The background description provided herein is for the purpose of generally presenting the context of the disclosure and may not constitute prior art.
Diesel engines have been used in a variety of applications such as locomotives, marines and engine-generators. The U.S. Environmental Protection Agency (EPA) and the California Air Resources Board (CARB), as well as other regulatory agencies around the world, impose strict limitations on the contents of emissions from diesel engines, such as particulate matter (PM), hydrocarbon (HC) and NOx. Accordingly, exhaust aftertreatment systems have been employed and generally include a Diesel Oxidation Catalyst (DOC), a Diesel Particulate Filter (DPF), and an SCR (Selective Catalytic Reduction of NOx) to treat the exhaust gas and to control emissions to atmosphere or the outside environment.
Various chemical reactions occur in the DOC and SCR to convert harmful nitrogen oxides (NOx), carbon monoxide (CO), and unburned hydrocarbon (HC) into N2, CO2 and water. The DPF is designed to remove diesel particulate matter (PM) from the exhaust gas. Normally these chemical reactions would take place at high temperatures. With the use of catalysts, the chemical reactions can occur at much lower temperatures. Sufficient energy in the form of heat, however, must still be supplied to the catalysts to expedite the chemical reactions. Therefore, performance of the exhaust aftertreatment system is highly dependent on the temperature of the exhaust gas, which carries the desired energy and heat to the catalysts. The normal temperature of the exhaust gas, however, does not always meet requirements for the desired chemical reactions. When the normal exhaust temperature is lower than the target temperature, the exhaust aftertreatment system cannot effectively treat the exhaust gas, resulting in higher emissions to the outside environment.

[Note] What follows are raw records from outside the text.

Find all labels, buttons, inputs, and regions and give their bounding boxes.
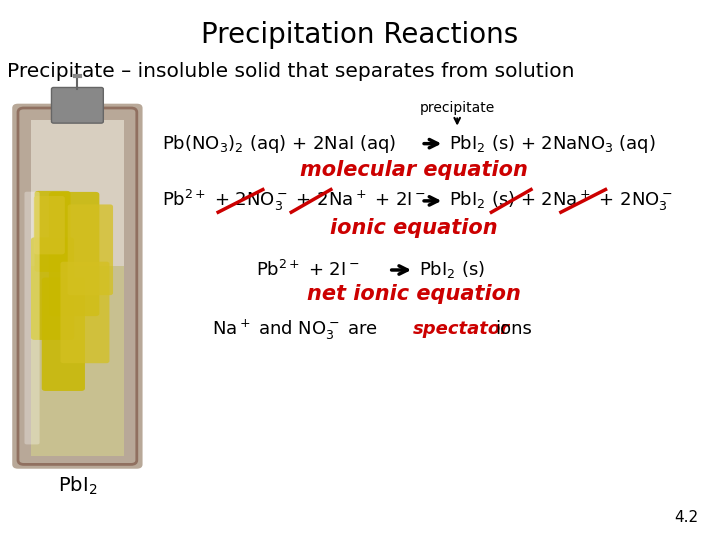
FancyBboxPatch shape	[24, 192, 40, 444]
FancyBboxPatch shape	[52, 87, 104, 123]
FancyBboxPatch shape	[12, 104, 143, 469]
FancyBboxPatch shape	[68, 205, 113, 295]
Text: Precipitation Reactions: Precipitation Reactions	[202, 21, 518, 49]
Text: PbI$_2$ (s) + 2Na$^+$ + 2NO$_3^-$: PbI$_2$ (s) + 2Na$^+$ + 2NO$_3^-$	[449, 189, 672, 213]
Text: Pb$^{2+}$ + 2NO$_3^-$ + 2Na$^+$ + 2I$^-$: Pb$^{2+}$ + 2NO$_3^-$ + 2Na$^+$ + 2I$^-$	[162, 188, 426, 213]
Text: 4.2: 4.2	[674, 510, 698, 525]
Text: net ionic equation: net ionic equation	[307, 284, 521, 305]
FancyBboxPatch shape	[31, 266, 124, 456]
Text: Pb(NO$_3$)$_2$ (aq) + 2NaI (aq): Pb(NO$_3$)$_2$ (aq) + 2NaI (aq)	[162, 133, 396, 154]
Text: spectator: spectator	[413, 320, 510, 339]
Text: Precipitate – insoluble solid that separates from solution: Precipitate – insoluble solid that separ…	[7, 62, 575, 81]
Text: ions: ions	[495, 320, 532, 339]
FancyBboxPatch shape	[35, 191, 71, 272]
Text: PbI$_2$: PbI$_2$	[58, 475, 97, 497]
Text: precipitate: precipitate	[420, 101, 495, 115]
Text: ionic equation: ionic equation	[330, 218, 498, 238]
Text: molecular equation: molecular equation	[300, 160, 528, 180]
Text: PbI$_2$ (s) + 2NaNO$_3$ (aq): PbI$_2$ (s) + 2NaNO$_3$ (aq)	[449, 133, 656, 154]
FancyBboxPatch shape	[31, 119, 124, 269]
Text: PbI$_2$ (s): PbI$_2$ (s)	[419, 260, 485, 280]
FancyBboxPatch shape	[31, 238, 74, 340]
FancyBboxPatch shape	[49, 192, 99, 316]
FancyBboxPatch shape	[34, 196, 65, 254]
FancyBboxPatch shape	[60, 262, 109, 363]
FancyBboxPatch shape	[42, 278, 85, 391]
Text: Na$^+$ and NO$_3^-$ are: Na$^+$ and NO$_3^-$ are	[212, 317, 379, 342]
Text: Pb$^{2+}$ + 2I$^-$: Pb$^{2+}$ + 2I$^-$	[256, 260, 359, 280]
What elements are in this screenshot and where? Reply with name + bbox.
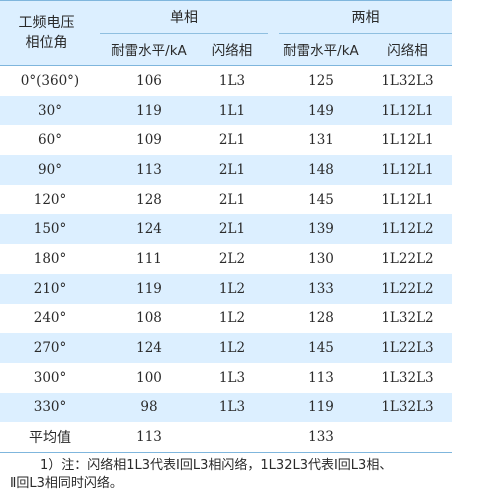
footnote-line2: Ⅱ回L3相同时闪络。 — [10, 476, 123, 491]
footnote-line1: 1）注：闪络相1L3代表Ⅰ回L3相闪络，1L32L3代表Ⅰ回L3相、 — [40, 458, 393, 473]
cell-phase-angle: 150° — [33, 221, 67, 238]
cell-phase-angle: 240° — [33, 310, 67, 327]
cell-single-flashover: 1L2 — [218, 280, 246, 297]
cell-single-withstand: 119 — [136, 280, 162, 297]
header-single-phase: 单相 — [100, 1, 268, 34]
cell-single-flashover: 1L3 — [218, 72, 246, 89]
cell-double-withstand: 119 — [308, 399, 334, 416]
header-phase-angle-line1: 工频电压 — [18, 15, 75, 31]
cell-double-flashover: 1L12L1 — [381, 161, 434, 178]
cell-double-withstand: 133 — [308, 429, 334, 446]
table-row: 330° 98 1L3 119 1L32L3 — [0, 392, 452, 423]
cell-single-flashover: 1L2 — [218, 310, 246, 327]
header-double-flashover: 闪络相 — [387, 43, 428, 59]
cell-double-flashover: 1L32L2 — [381, 310, 434, 327]
cell-double-flashover: 1L12L2 — [381, 221, 434, 238]
table-body: 0°(360°) 106 1L3 125 1L32L3 30° 119 1L1 149 1L12L… — [0, 66, 452, 453]
cell-single-flashover: 1L3 — [218, 399, 246, 416]
header-double-withstand: 耐雷水平/kA — [283, 43, 359, 59]
cell-single-withstand: 119 — [136, 102, 162, 119]
cell-single-flashover: 2L1 — [218, 161, 246, 178]
lightning-table: 工频电压 相位角 单相 两相 耐雷水平/kA 闪络相 耐雷水平/kA 闪络相 0… — [0, 0, 452, 453]
cell-single-withstand: 124 — [136, 221, 162, 238]
cell-single-flashover: 1L1 — [218, 102, 246, 119]
cell-double-withstand: 125 — [308, 72, 334, 89]
table-row: 60° 109 2L1 131 1L12L1 — [0, 125, 452, 155]
cell-double-withstand: 145 — [308, 191, 334, 208]
table-row: 120° 128 2L1 145 1L12L1 — [0, 185, 452, 215]
cell-phase-angle: 60° — [38, 132, 62, 149]
cell-double-flashover: 1L12L1 — [381, 132, 434, 149]
cell-double-withstand: 131 — [308, 132, 334, 149]
cell-single-withstand: 128 — [136, 191, 162, 208]
table-header: 工频电压 相位角 单相 两相 耐雷水平/kA 闪络相 耐雷水平/kA 闪络相 — [0, 0, 452, 66]
cell-phase-angle: 270° — [33, 340, 67, 357]
table-row: 0°(360°) 106 1L3 125 1L32L3 — [0, 66, 452, 96]
table-row: 240° 108 1L2 128 1L32L2 — [0, 304, 452, 334]
table-footnote: 1）注：闪络相1L3代表Ⅰ回L3相闪络，1L32L3代表Ⅰ回L3相、 Ⅱ回L3相… — [0, 457, 495, 493]
cell-single-flashover: 1L2 — [218, 340, 246, 357]
cell-double-flashover: 1L22L2 — [381, 250, 434, 267]
cell-single-withstand: 109 — [136, 132, 162, 149]
cell-phase-angle: 330° — [33, 399, 67, 416]
cell-double-withstand: 148 — [308, 161, 334, 178]
cell-single-flashover: 1L3 — [218, 369, 246, 386]
cell-single-withstand: 113 — [136, 429, 162, 446]
cell-single-flashover: 2L1 — [218, 221, 246, 238]
cell-double-flashover — [363, 422, 452, 452]
cell-phase-angle: 300° — [33, 369, 67, 386]
cell-single-withstand: 98 — [140, 399, 158, 416]
cell-single-withstand: 106 — [136, 72, 162, 89]
cell-phase-angle: 120° — [33, 191, 67, 208]
table-row: 270° 124 1L2 145 1L22L3 — [0, 333, 452, 363]
cell-double-flashover: 1L22L2 — [381, 280, 434, 297]
cell-single-withstand: 111 — [136, 250, 162, 267]
header-phase-angle: 工频电压 相位角 — [0, 1, 93, 65]
table-row: 180° 111 2L2 130 1L22L2 — [0, 244, 452, 274]
header-phase-angle-line2: 相位角 — [25, 35, 68, 51]
table-row-average: 平均值 113 133 — [0, 422, 452, 452]
cell-double-withstand: 139 — [308, 221, 334, 238]
cell-double-flashover: 1L32L3 — [381, 399, 434, 416]
cell-single-flashover: 2L1 — [218, 191, 246, 208]
cell-single-flashover: 2L1 — [218, 132, 246, 149]
header-single-withstand: 耐雷水平/kA — [111, 43, 187, 59]
cell-single-withstand: 113 — [136, 161, 162, 178]
cell-phase-angle: 0°(360°) — [20, 72, 80, 89]
cell-double-flashover: 1L32L3 — [381, 369, 434, 386]
cell-double-withstand: 133 — [308, 280, 334, 297]
table-row: 90° 113 2L1 148 1L12L1 — [0, 155, 452, 185]
cell-phase-angle: 30° — [38, 102, 62, 119]
cell-single-flashover — [196, 422, 268, 452]
cell-double-withstand: 128 — [308, 310, 334, 327]
cell-single-withstand: 108 — [136, 310, 162, 327]
cell-single-flashover: 2L2 — [218, 250, 246, 267]
cell-phase-angle: 90° — [38, 161, 62, 178]
cell-double-flashover: 1L22L3 — [381, 340, 434, 357]
table-row: 30° 119 1L1 149 1L12L1 — [0, 95, 452, 126]
header-two-phase: 两相 — [279, 1, 452, 34]
cell-phase-angle: 180° — [33, 250, 67, 267]
cell-phase-angle: 平均值 — [29, 430, 71, 447]
cell-single-withstand: 100 — [136, 369, 162, 386]
cell-double-flashover: 1L12L1 — [381, 102, 434, 119]
cell-phase-angle: 210° — [33, 280, 67, 297]
cell-double-withstand: 145 — [308, 340, 334, 357]
cell-double-flashover: 1L32L3 — [381, 72, 434, 89]
cell-single-withstand: 124 — [136, 340, 162, 357]
cell-double-withstand: 130 — [308, 250, 334, 267]
cell-double-withstand: 113 — [308, 369, 334, 386]
header-single-flashover: 闪络相 — [211, 43, 253, 59]
table-row: 150° 124 2L1 139 1L12L2 — [0, 214, 452, 245]
cell-double-withstand: 149 — [308, 102, 334, 119]
cell-double-flashover: 1L12L1 — [381, 191, 434, 208]
table-row: 300° 100 1L3 113 1L32L3 — [0, 363, 452, 393]
table-row: 210° 119 1L2 133 1L22L2 — [0, 273, 452, 304]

One method of increasing the exhaust gas temperature is through injecting hydrocarbon upstream from a DOC either in the exhaust pipe or inside the cylinder during the exhaust stroke. This method increases fuel consumption and also changes composition of the exhaust gas. For example, when fuel injection is injected in the exhaust, NO2 generation in the DOC is significantly reduced. NO2 is an effective reagent for passive regeneration of DPF at much lower temperature range. Therefore, the reduced NO2 generation adversely affects the passive regeneration of the DPF.